Connecticut Supreme Court Rules Gun Manufacturer CAN Be Sued for Sandy Hook

Justices in Connecticut have ruled, 4-3, that Remington can be sued over the deaths in the Sandy Hook shooting.

The elementary school massacre that left 20 children and 6 teachers dead was one of the more horrific instances of violence the nation has seen, an adult targeting children.

The ruling surrounds how the Bushmaster AR-15 was marketed.

A divided Connecticut Supreme Court has ruled gun maker Remington can be sued over how it marketed the Bushmaster rifle used to kill 20 children and six educators at Sandy Hook Elementary School in 2012. – Pittsburg Post-Gazette.

Full Article at this link.

This is extremely troubling for manufacturers, especially those who make both Military/LE and civilian equipment.

How a manufacturer sells or markets its product can now void the legal protections from liability from the misuse of that product.

Bad news.

We don’t know the specific language of the ruling yet but this could allow a zealous legal team to present a case where the descriptive language used for a firearm or a misinterpreted “lifestyle” advertisement can be used to hold a manufacturer liable in civil court.

The ruling has the potential to cripple any manufacturer who is sued because someone didn’t like their how their ad looked and construed the ad as violent or promoting violence.

The full text of the court ruling can be found here.

A critical expert from the ruling: “…claims predicated on the theory that the defendants violated CUTPA by advertising and marketing the rifle in an unethical, oppressive, immoral, and unscrupulous manner…”

Contrary to the defendants’ claim, personal injuries resulting in death that are alleged to have resulted directly from wrongful advertising and marketing practices are cognizable under CUTPA: although the term ‘‘actual damages’’ in § 42-110g (a) is not defined in CUTPA, the use of that term in other statutes led this court to conclude that the term ‘‘actual damages’’ in § 42-110g (a) includes personal injuries, and prior case law supported the conclusion that the term ‘‘ascertainable’’ in that portion of § 42-110g (a) providing that a person who suffers ‘‘any ascertainable loss of money or property’’ as a result of a prohibited practice under CUTPA may recover actual damages in no way restricted the damages that are available to plaintiffs who have been directly and personally injured by an unfair trade practice; moreover, a contrary reading of the statute would be inconsistent with the stated intent of the legislature to provide broad protection from unfair trade practices and to incentivize private enforcement of the law, several other courts from other jurisdictions and a majority of Connecticut trial courts addressing the issue have concluded that victims of unfair trade practices may recover for personal injuries, and Federal Trade Commission rulings and cases decided under the Federal Trade Commission Act (15 U.S.C. § 41 et seq. [2012 and Supp.

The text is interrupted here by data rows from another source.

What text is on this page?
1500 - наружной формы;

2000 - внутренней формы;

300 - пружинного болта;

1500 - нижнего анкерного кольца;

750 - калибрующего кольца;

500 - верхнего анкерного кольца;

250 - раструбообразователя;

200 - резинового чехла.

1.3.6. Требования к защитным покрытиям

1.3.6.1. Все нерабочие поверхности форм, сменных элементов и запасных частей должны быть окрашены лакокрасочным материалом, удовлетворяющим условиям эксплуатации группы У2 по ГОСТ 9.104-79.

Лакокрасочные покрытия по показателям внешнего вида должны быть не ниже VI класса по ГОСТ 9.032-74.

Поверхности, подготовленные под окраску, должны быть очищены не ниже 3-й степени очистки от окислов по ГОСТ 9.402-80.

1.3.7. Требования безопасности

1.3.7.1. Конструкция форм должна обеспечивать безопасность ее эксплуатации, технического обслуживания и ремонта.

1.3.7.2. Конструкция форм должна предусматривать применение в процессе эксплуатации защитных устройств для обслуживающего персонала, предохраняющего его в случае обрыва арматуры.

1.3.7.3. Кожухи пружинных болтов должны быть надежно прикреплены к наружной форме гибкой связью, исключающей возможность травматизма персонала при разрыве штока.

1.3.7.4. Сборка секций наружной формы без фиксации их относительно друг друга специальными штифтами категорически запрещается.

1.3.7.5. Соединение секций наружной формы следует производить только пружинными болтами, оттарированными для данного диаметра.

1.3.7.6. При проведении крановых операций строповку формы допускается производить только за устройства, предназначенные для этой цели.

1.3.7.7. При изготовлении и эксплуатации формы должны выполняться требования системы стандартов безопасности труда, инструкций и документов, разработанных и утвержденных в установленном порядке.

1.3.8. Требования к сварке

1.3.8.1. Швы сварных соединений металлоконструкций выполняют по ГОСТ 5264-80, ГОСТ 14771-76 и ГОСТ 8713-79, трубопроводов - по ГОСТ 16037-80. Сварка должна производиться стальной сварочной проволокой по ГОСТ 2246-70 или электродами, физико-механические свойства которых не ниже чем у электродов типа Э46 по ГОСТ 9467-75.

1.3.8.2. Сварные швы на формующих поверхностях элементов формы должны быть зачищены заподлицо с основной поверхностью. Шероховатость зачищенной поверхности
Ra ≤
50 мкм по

V 2017]), which the legislature intended would serve as a basis for interpreting CUTPA’s open-ended language, supported the view that wrongful advertising that poses a genuine risk of physical harm falls under the broad purview of the Federal Trade Commission Act and, by incorporation, CUTPA.

Corey Silverstein is the managing member of Silverstein Legal and focusses his practice on constitutional law issues. Mr. Silverstein can be reached through his website silversteinlegal.com.

He had this to say on the ruling.

“While I understand and respect the Court’s ruling, I do not have to agree with it. This sort of decision will result in a flood of cases by victims of gun violence and the families of deceased victims looking for restitution from a “deeper pocket” said constitutional attorney Corey Silverstein. “I have always believed that everyone deserves their day in court but this decision reeks of political motivations”.

Silverstein continued. “Although it may be a stretch, should steak knife manufacturers now be on guard? Or even automobile manufacturers?”